Why don’t the Orthodox feel guilt?25 May 2021
There’s clearly confusion among a good few members of the Church as to how to live, how to behave and what constitutes a sin. There’s also a strong attachment to their sinful past and this increases their feelings of guilt.
Nobody wants to live without joy, without appreciating life, without a thankful recognition of the many gifts which have been bestowed on us by God’s love.
I think that our theological position plays a significant role in how we come to terms with our past and how we view the future. Not necessarily spiritual theology, but rather the manner in which we’re called upon to live.
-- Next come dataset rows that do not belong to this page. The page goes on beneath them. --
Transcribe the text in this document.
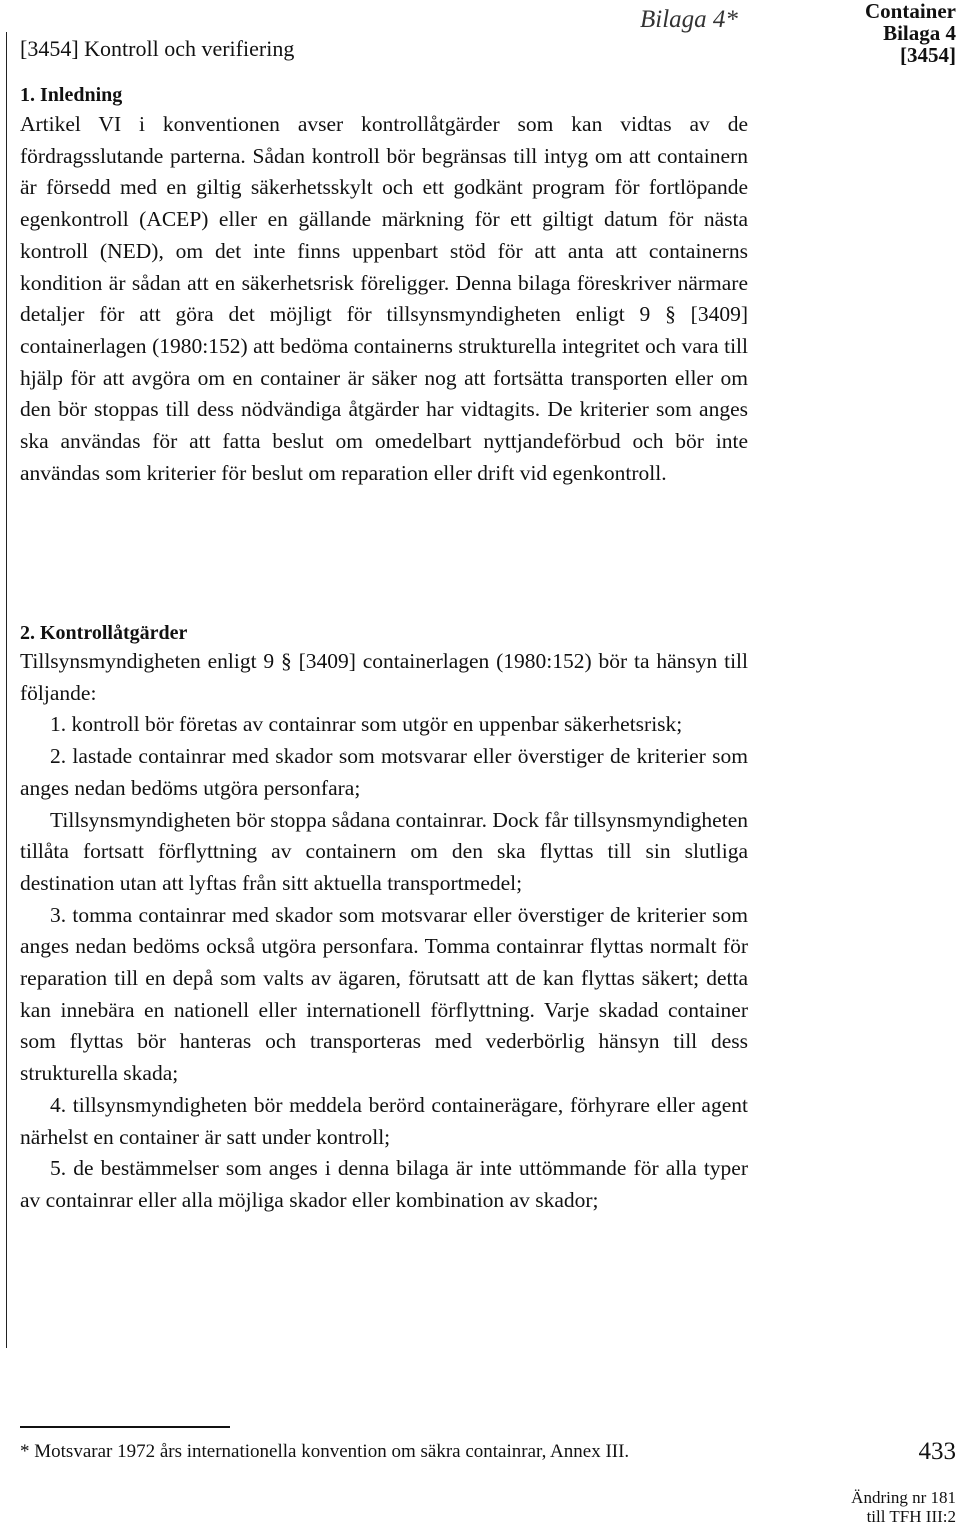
Bilaga 4*	Container
Bilaga 4
[3454]
[3454] Kontroll och verifiering
1. Inledning

Artikel VI i konventionen avser kontrollåtgärder som kan vidtas av de fördragsslutande parterna. Sådan kontroll bör begränsas till intyg om att containern är försedd med en giltig säkerhetsskylt och ett godkänt program för fortlöpande egenkontroll (ACEP) eller en gällande märkning för ett giltigt datum för nästa kontroll (NED), om det inte finns uppenbart stöd för att anta att containerns kondition är sådan att en säkerhetsrisk föreligger. Denna bilaga föreskriver närmare detaljer för att göra det möjligt för tillsynsmyndigheten enligt 9 § [3409] containerlagen (1980:152) att bedöma containerns strukturella integritet och vara till hjälp för att avgöra om en container är säker nog att fortsätta transporten eller om den bör stoppas till dess nödvändiga åtgärder har vidtagits. De kriterier som anges ska användas för att fatta beslut om omedelbart nyttjandeförbud och bör inte användas som kriterier för beslut om reparation eller drift vid egenkontroll.

2. Kontrollåtgärder

Tillsynsmyndigheten enligt 9 § [3409] containerlagen (1980:152) bör ta hänsyn till följande:

1. kontroll bör företas av containrar som utgör en uppenbar säkerhetsrisk;

2. lastade containrar med skador som motsvarar eller överstiger de kriterier som anges nedan bedöms utgöra personfara;

Tillsynsmyndigheten bör stoppa sådana containrar. Dock får tillsynsmyndigheten tillåta fortsatt förflyttning av containern om den ska flyttas till sin slutliga destination utan att lyftas från sitt aktuella transportmedel;

3. tomma containrar med skador som motsvarar eller överstiger de kriterier som anges nedan bedöms också utgöra personfara. Tomma containrar flyttas normalt för reparation till en depå som valts av ägaren, förutsatt att de kan flyttas säkert; detta kan innebära en nationell eller internationell förflyttning. Varje skadad container som flyttas bör hanteras och transporteras med vederbörlig hänsyn till dess strukturella skada;

4. tillsynsmyndigheten bör meddela berörd containerägare, förhyrare eller agent närhelst en container är satt under kontroll;

5. de bestämmelser som anges i denna bilaga är inte uttömmande för alla typer av containrar eller alla möjliga skador eller kombination av skador;

* Motsvarar 1972 års internationella konvention om säkra containrar, Annex III.	433
Ändring nr 181
till TFH III:2
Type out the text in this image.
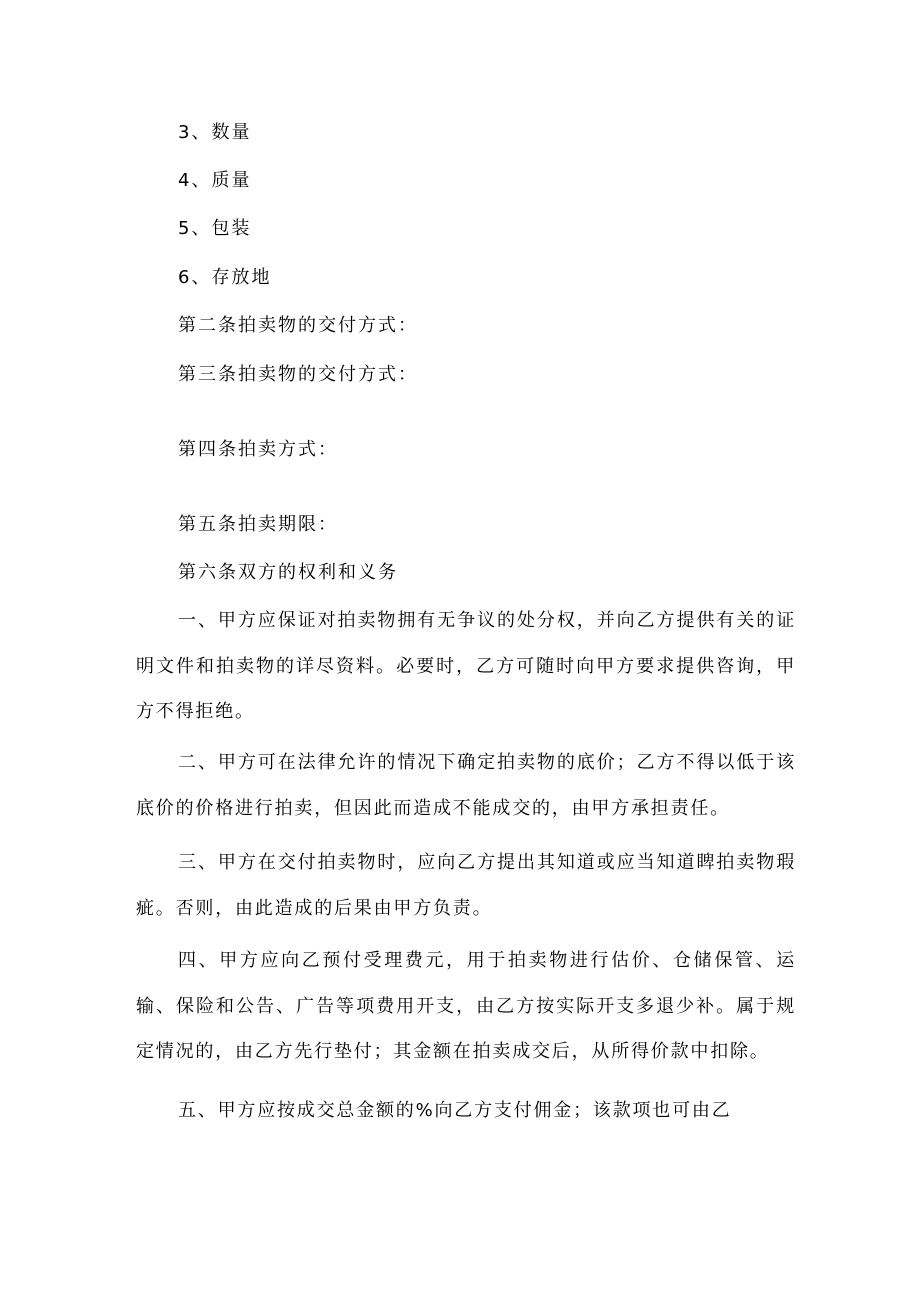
3、数量
4、质量
5、包装
6、存放地
第二条拍卖物的交付方式：
第三条拍卖物的交付方式：
第四条拍卖方式：
第五条拍卖期限：
第六条双方的权利和义务
一、甲方应保证对拍卖物拥有无争议的处分权，并向乙方提供有关的证明文件和拍卖物的详尽资料。必要时，乙方可随时向甲方要求提供咨询，甲方不得拒绝。
二、甲方可在法律允许的情况下确定拍卖物的底价；乙方不得以低于该底价的价格进行拍卖，但因此而造成不能成交的，由甲方承担责任。
三、甲方在交付拍卖物时，应向乙方提出其知道或应当知道睥拍卖物瑕疵。否则，由此造成的后果由甲方负责。
四、甲方应向乙预付受理费元，用于拍卖物进行估价、仓储保管、运输、保险和公告、广告等项费用开支，由乙方按实际开支多退少补。属于规定情况的，由乙方先行垫付；其金额在拍卖成交后，从所得价款中扣除。
五、甲方应按成交总金额的%向乙方支付佣金；该款项也可由乙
In other words, the theology we receive defines our way of life, and this depends on the instruction and the upbringing which have marked us from childhood.
Orthodox theology and life, as these have been passed down to us by our ancient and modern holy fathers and mothers, have tremendous beauty, broad freedom and great joy. They certainly don’t encourage feelings of guilt, even when they invite us to feel contrition concerning our former life. This is because contrition is considered to be the beginning of repentance, which reveals a new life.
Saint Joseph the Hesychast writes: ‘We do not grieve over what lies behind us, but rejoice over what lies ahead. For the lesser is blessed by the greater; and sin, be it great or small, is expunged by true repentance. Do not look back at things in the past, but reach out to those in the future’ . Where is there room for guilt, despondency and gloom in such a view of repentance?
Depending on their receptiveness, Orthodox Christians, who’ve been taught by a confessor and guide with the Orthodox ethos and theology, know how to struggle, how to repent, how to see themselves and others and how to ‘go on their way rejoicing’ (Acts 8, 39).
Certainly, the joy bestowed by Christ isn’t sentimental elation. It’s the fruit of the Holy Spirit and we need toil, effort, pain and tears to cleanse ourselves of our various passions and sins. Patience and persistence, together with hope and trust in the victor over death, are necessary requirements if we’re not to be disheartened at seeing the same things repeated year after year.
This is why the Orthodox vision of sin, repentance and our life is so necessary. While it’s the responsibility of the shepherds and teachers of the Church to ‘rightly divide the word of truth’, all of us, nevertheless, have a responsibility to ourselves to find a teacher and father who is of the Orthodox way of thinking, so that we can find the ‘path of salvation’ on which to rejoice. The Orthodox Church contains the truth and it’s impossible for this truth not to bestow contentment, completion and freedom upon us, even in this present age.